Nel narrare le vicissitudini di una giovane coppia di derelitti e la difficoltà di essere onesti tra ipocriti e avvoltoi, Bergman, al solo secondo film, stupisce per la disinvoltura con cui accosta armonicamente al registro drammatico quello da commedia (i due ladruncoli svitati, la vicina di casa, il proprietario del vivaio e la moglie arpia) e al realismo quotidiano l’allegoria del Destino (l’uomo con l’ombrello). La scena del processo poggia su una tipica struttura teatrale e al personaggio del padrone di casa, uomo abietto ma anche malato di solitudine, l’autore non nega una certa pietas.
MEMORABILE: L’avvocato con gli occhiali che gli penzolano da un orecchio; il padrone di casa dinanzi alle fotografie dei cari che lo hanno abbandonato.
Sebbene lo stile sia per certi versi ancora acerbo, nel film si rincorrono diversi elementi fondanti della poetica del regista svedese. L’ingenuità e la fragilità della coppia sono l’incudine su cui battono senza pietà l’indifferenza e l’egoismo di laici e clerici, in antitesi alla loro natura. La chiave dicotomica è abbastanza evidente in tutta l’opera e segue un andamento quasi didascalico e impostato, non riuscendo sempre a cogliere nel segno oppure a dargli quell’imprevedibilità di fondo. In ogni caso non è affatto un’opera scontata.

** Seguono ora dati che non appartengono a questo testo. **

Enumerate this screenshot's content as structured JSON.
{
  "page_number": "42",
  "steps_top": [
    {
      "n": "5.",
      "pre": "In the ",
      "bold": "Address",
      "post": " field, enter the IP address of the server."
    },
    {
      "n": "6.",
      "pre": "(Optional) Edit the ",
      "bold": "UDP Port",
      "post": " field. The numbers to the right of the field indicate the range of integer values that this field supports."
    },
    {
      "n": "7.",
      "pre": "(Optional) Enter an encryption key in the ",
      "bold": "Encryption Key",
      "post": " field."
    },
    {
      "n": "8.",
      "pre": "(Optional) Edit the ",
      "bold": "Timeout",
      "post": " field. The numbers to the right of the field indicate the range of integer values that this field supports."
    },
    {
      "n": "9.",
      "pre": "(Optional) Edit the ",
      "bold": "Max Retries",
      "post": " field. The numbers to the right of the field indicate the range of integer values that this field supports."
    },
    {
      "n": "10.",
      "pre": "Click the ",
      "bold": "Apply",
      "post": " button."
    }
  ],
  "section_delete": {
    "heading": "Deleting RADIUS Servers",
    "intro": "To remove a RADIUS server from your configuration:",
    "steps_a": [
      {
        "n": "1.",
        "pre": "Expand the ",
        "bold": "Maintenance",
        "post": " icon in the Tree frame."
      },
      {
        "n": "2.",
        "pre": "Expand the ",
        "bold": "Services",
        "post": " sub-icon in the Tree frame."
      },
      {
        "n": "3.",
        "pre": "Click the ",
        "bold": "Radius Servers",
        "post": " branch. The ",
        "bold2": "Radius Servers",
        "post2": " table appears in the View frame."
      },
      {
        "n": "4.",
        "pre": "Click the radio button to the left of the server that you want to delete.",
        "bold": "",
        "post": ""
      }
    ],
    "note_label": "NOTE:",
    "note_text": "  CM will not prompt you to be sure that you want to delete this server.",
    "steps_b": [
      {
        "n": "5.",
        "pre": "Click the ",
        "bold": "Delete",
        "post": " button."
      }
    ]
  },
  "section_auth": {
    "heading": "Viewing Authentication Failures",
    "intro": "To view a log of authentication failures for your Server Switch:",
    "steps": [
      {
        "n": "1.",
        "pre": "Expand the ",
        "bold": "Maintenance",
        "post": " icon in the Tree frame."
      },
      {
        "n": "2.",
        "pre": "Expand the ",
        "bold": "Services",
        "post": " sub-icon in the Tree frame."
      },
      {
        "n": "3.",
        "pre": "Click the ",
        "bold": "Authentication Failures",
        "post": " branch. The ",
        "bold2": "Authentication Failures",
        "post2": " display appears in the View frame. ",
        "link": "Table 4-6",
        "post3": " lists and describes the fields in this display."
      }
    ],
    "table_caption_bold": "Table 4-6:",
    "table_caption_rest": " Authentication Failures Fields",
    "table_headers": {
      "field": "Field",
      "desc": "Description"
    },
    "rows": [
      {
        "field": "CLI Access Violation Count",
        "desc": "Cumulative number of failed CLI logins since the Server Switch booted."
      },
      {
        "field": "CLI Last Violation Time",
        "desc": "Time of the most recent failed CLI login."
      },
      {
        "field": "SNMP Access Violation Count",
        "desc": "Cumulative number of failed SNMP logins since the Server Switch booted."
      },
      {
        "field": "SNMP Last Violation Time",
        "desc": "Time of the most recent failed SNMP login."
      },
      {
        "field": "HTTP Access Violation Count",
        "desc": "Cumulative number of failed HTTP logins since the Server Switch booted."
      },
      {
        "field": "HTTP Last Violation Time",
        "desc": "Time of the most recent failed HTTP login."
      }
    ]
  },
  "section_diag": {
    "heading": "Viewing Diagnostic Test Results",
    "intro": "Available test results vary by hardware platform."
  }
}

Un ragazzo (pregiudicato) e una ragazza (incinta ma non sa di chi) si conoscono alla stazione e si mettono insieme. Bergman dirige una storia sentimentale a modo suo, speranzosa nella relazione tra ultimi e oscurata dal mondo esterno che li vuole schiacciare. Il suo stile si fa riconoscere già nell’attenzione ai primi piani e all’uso di una fotografia tagliente. Discreta la fase processuale, per i tempi e i contenuti. La voce introduttiva non sembra necessaria e le figure del “Gatto” e la “Volpe” non sono originali.
MEMORABILE: Il perimetro della casetta; Il messo che comunica l’esproprio; Le testimonianze al processo.